# My new website



## alexispauwels (Dec 19, 2013)

Hi ,

I'm a wedding photographer based in Belgium and I would like to share with you my new website because I really need a n external opinion.
To have an idea what I do I invite you to have a look to my website and tell me on the forum or on my blog what your impressions are...
I really hope on your frankness...
My blog is just online so the content is just the beginning but with your help I hope share with you what I dream at night and I'm working as soon I wake up: photography.
Thank's a lot for your comments...

See you on the posts,

Alexis

www.alexispauwels.be


----------



## vimwiz (Dec 19, 2013)

Nice. Fast, no annoying gimmicks. 

It would be nice if it selected language based on browser automatically.


----------



## terri (Dec 19, 2013)

Hi Alexis, and welcome to TPF!      I've moved your thread over to the appropriate forum for sharing personal websites.   

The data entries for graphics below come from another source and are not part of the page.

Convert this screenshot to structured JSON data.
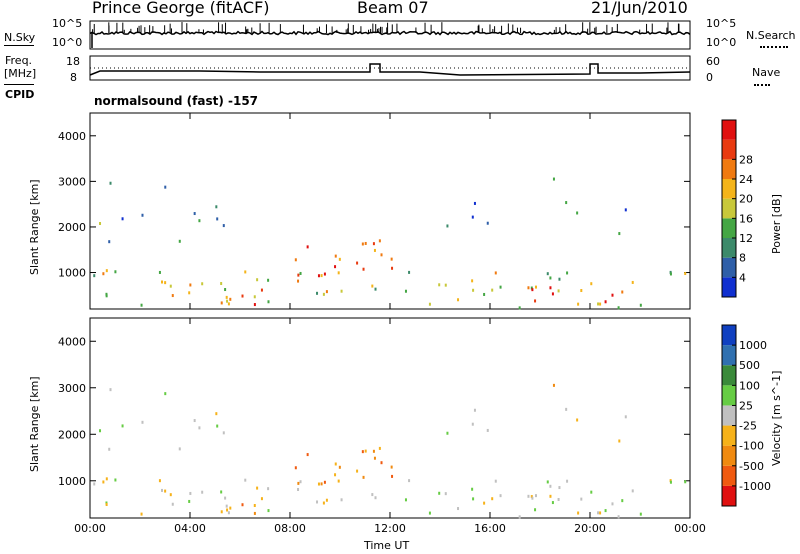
{
  "header": {
    "station": "Prince George (fitACF)",
    "beam": "Beam 07",
    "date": "21/Jun/2010"
  },
  "panels": {
    "nsky": {
      "label": "N.Sky",
      "top": "10^5",
      "bottom": "10^0"
    },
    "freq": {
      "label_line1": "Freq.",
      "label_line2": "[MHz]",
      "top": "18",
      "bottom": "8"
    },
    "nsearch": {
      "label": "N.Search",
      "top": "10^5",
      "bottom": "10^0"
    },
    "nave": {
      "label": "Nave",
      "top": "60",
      "bottom": "0"
    },
    "cpid": {
      "label": "CPID",
      "text": "normalsound (fast) -157"
    }
  },
  "chart_data": [
    {
      "type": "heatmap",
      "title": "",
      "xlabel": "",
      "ylabel": "Slant Range [km]",
      "x_ticks": [
        "00:00",
        "04:00",
        "08:00",
        "12:00",
        "16:00",
        "20:00",
        "00:00"
      ],
      "y_ticks": [
        "1000",
        "2000",
        "3000",
        "4000"
      ],
      "ylim": [
        200,
        4500
      ],
      "colorbar": {
        "label": "Power [dB]",
        "ticks": [
          "4",
          "8",
          "12",
          "16",
          "20",
          "24",
          "28"
        ],
        "colors": [
          "#1030d0",
          "#2f5fa8",
          "#3c8a6a",
          "#44a644",
          "#c8c83a",
          "#f4b41a",
          "#f07a10",
          "#e83a10",
          "#e01010"
        ]
      }
    },
    {
      "type": "heatmap",
      "title": "",
      "xlabel": "Time UT",
      "ylabel": "Slant Range [km]",
      "x_ticks": [
        "00:00",
        "04:00",
        "08:00",
        "12:00",
        "16:00",
        "20:00",
        "00:00"
      ],
      "y_ticks": [
        "1000",
        "2000",
        "3000",
        "4000"
      ],
      "ylim": [
        200,
        4500
      ],
      "colorbar": {
        "label": "Velocity [m s^-1]",
        "ticks": [
          "1000",
          "500",
          "100",
          "25",
          "-25",
          "-100",
          "-500",
          "-1000"
        ],
        "colors": [
          "#1040c0",
          "#3070b0",
          "#3a8a3a",
          "#66cc44",
          "#c0c0c0",
          "#f6b21a",
          "#f08a10",
          "#f05a10",
          "#e01010"
        ]
      }
    }
  ]
}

I hope to see you posting here frequently and sharing your work with us in our Gallery section!    Enjoy the forum.


----------



## The_Traveler (Dec 19, 2013)

Nice clean professional look
Pictures I could see were great.
Matrix for portfolio is a bit frantic, would rather open into galleries.


----------



## alexispauwels (Dec 19, 2013)

Thank you for the feedback...but what do you mean with matrix is a bit frantic?


----------



## alexispauwels (Dec 19, 2013)

THank you...for the browser...I'll talk abour it to my webmaster...it's a wonderfull idea...


----------



## The_Traveler (Dec 19, 2013)

alexispauwels said:


> Thank you for the feedback...but what do you mean with matrix is a bit frantic?



These are too small to really see, arbitrarily cropping them square totally ruins the photo and no one really knows which one to pick.
The pictures themselves are wonderful but this page is disconcerting.

(besides the optical illusion of seeing a dark dot at the intersections - Hermann Grid Illusion - Grid illusion - Wikipedia, the free encyclopedia )


----------



## The_Traveler (Dec 19, 2013)

Anyone who hasn't taken the time should really look at his photos, especially the B&Ws; they are as good as I've ever seen.


----------